草津白根山(2165m)・・・百名山・関東百名山
・志賀草津道路の白根火山レストハウスを基点に北側の湯釜に行くのが観光客。山歩きの好きな人は反対側の本白根を目指す。 ・白根と名がつく山は北岳などの白根三山、日光白根(奥白根)とこの草津白根(本白根)があり、混乱を避けるため呼び名をたがえてある。 ・深田百名山はそれを白根山((2160m)としているが、今は登路が地図に記されていない。「草津白根山は絶頂を極めて快哉を叫ぶといった山ではない」 「この山の特色は頂上よりむしろ断崖をなした火口壁や火口湖の妙にある」と深田久弥も言っている。この山域一帯が百名山と言ってよいだろう。
前泊した菅平のペンションを朝8時に出発。
鳥居峠を経て万座鹿沢口から万座ハイウェイを登る。
万座温泉をすぎれば間もなく志賀草津道路に達する。
9:15でもレストハウスの駐車場(410円)は既に一杯。
「この10円の半端はなんだ?消費税3%の時の名残か。
税を取るのかサービスするのか、責任者出て来い!」
「詰まんないことで怒んないノ」
天気が悪い。
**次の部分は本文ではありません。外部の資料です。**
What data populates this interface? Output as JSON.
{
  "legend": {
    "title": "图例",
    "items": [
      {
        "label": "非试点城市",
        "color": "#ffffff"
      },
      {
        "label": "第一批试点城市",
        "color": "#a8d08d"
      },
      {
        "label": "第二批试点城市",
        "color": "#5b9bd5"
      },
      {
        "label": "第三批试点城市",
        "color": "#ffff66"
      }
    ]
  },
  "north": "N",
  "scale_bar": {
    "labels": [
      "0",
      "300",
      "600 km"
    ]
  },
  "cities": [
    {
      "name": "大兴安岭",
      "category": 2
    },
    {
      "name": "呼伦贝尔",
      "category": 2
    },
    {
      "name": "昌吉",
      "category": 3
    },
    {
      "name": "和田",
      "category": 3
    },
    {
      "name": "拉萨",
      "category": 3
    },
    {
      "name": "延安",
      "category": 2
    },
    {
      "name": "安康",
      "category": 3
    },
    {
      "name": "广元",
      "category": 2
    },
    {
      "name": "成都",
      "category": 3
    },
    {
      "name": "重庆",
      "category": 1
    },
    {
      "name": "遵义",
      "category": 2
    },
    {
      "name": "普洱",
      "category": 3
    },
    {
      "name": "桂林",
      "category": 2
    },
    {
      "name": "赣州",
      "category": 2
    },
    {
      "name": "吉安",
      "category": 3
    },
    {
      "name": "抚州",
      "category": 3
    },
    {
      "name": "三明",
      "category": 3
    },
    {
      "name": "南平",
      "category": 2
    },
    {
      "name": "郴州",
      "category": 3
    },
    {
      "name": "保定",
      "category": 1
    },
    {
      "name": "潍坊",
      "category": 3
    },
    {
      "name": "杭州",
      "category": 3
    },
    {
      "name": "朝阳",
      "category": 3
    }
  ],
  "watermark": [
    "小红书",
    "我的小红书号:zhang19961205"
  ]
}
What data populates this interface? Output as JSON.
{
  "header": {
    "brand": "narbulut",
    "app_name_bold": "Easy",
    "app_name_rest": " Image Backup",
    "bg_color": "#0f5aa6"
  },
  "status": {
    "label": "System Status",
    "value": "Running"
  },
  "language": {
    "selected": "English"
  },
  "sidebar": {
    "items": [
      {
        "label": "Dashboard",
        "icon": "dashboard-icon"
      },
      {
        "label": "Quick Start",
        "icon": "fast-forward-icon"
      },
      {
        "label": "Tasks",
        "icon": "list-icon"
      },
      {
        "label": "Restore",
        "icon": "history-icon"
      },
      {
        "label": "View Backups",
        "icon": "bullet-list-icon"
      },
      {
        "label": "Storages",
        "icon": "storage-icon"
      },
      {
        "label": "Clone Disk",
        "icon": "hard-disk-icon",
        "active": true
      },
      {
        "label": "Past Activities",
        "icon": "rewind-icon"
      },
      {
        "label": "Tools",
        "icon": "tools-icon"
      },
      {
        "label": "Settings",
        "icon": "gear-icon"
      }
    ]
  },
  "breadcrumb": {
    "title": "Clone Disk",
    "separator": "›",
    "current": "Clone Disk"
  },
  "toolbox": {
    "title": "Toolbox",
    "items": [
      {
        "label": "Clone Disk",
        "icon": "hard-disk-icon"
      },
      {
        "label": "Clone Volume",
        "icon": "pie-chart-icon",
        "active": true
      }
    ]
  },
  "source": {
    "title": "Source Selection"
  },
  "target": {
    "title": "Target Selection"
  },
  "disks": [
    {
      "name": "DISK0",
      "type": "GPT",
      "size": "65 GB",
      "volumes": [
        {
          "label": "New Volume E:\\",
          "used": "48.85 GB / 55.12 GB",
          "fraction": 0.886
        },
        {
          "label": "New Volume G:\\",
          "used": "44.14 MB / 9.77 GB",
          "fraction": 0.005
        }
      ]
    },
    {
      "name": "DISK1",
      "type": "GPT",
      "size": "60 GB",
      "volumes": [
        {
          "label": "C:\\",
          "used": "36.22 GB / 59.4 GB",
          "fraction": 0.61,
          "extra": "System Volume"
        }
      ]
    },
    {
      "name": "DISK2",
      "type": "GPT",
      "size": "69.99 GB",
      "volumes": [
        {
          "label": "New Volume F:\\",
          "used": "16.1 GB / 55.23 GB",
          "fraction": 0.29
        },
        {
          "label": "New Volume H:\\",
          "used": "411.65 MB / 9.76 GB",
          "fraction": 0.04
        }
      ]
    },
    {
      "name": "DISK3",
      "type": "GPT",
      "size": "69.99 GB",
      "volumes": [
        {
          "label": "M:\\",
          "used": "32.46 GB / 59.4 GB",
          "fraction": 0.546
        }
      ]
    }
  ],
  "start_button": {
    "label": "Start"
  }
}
小雨が舞い傘を差す人もチラホラ。
「登るのやめて、早く帰ろうか」と悩む。
レストハウスの土産を冷やかす。
ぐずぐずと30分経過。
一瞬、陽が差したのを機に歩き始める。
弓池を右に見て、まず「逢ノ峰」に取りつく。
「逢ノ峰」登路の中ほどからの白根山と湯釜展望台方向。
「白根山」側の湯釜は昔々みたので今回は
こちら側の2170mの「本白根」に登る。
どちらの「白根」が百名山か良くわからん。
固いことは抜きにして、山歩きを楽しもう。
山腹は「クロマメノキ」の絨毯が真っ赤に色づいている。
「逢ノ峰」山上のあずまやに20分ほどで着く。
カミさんはゆうゆうの空身。
2時間ちょっとの山歩きとあって
「荷物は軽くしましょっ!」とばかりに
荷をひとつのザックに集めて亭主に背負わせる。
「あのネェ」とおずおずクレームをつける亭主。
「いいの、いいの。あなた強いわね」
「逢ノ峰」越えてスキー場を下る。 本白根の山塊が眼の前に。
ここからが本白根の登り。
「ここに無料の駐車場があるじゃない!」
また叱られた。
道はゲレンデを横切るように針葉樹の林へ。
なだらかに木道が上へ上へと導いてくれる。
3歳くらいのおちびさんもお父さんに手をひかれ登る。
ひとしきり登ると道は平坦になり、
目の前に噴火口が見下ろせる鞍部に着く。
ここは深田久弥が
「それは古代ローマの円形劇場を思わせる。」と書いた空釜。
噴火口跡をグルット周るように道が続いている。
「コマクサ」の復元に努めている砂礫地だ。
噴火口のむこうに着くとT字路。
右へ行くと本白根探勝道最高点を経由して万座温泉に至る。
「この百名山はピークにあらず,この山域をさすのだ」と
勝手な解釈して、すぐ左手に見える「展望台(2140m)」へ。
展望台で20分ほど時間をつぶすうちに
雲が晴れ、空釜の全容が姿を見せる。
天気がよければ谷川岳や苗場が見えるという。
ガレ場の山頂から尾根を伝ってハイマツの波打つ道へ入る。
2〜3組のにぎやかな団体さんとすれちがう。
「ふーっ。オバサンは良くしゃべるね」
「いいところネ」
「ハイ、おっしゃる通りです。」
帰りの渋滞を思うと応答に力がこもらない。
5分ほどで鏡池下降点通過。
そこからは樹林帯のなだらかな道。
早くも冬の風情を見せる疎林の中を気分良く下る。
ゴンドラが見えれば周回探勝路もおしまい。
レストハウスへは巻き道を15分、駐車場へ。
草一本生えぬ白根山が見えてくる。
白根のような荒涼たる景色が大好きというカミさん。
「あたしネ、全く役に立たない広い場所があることに、感動するの」
「無用の用か。荘子の「無用の用」の実例を教えられるとは・・」
変に感心してしまった亭主でした。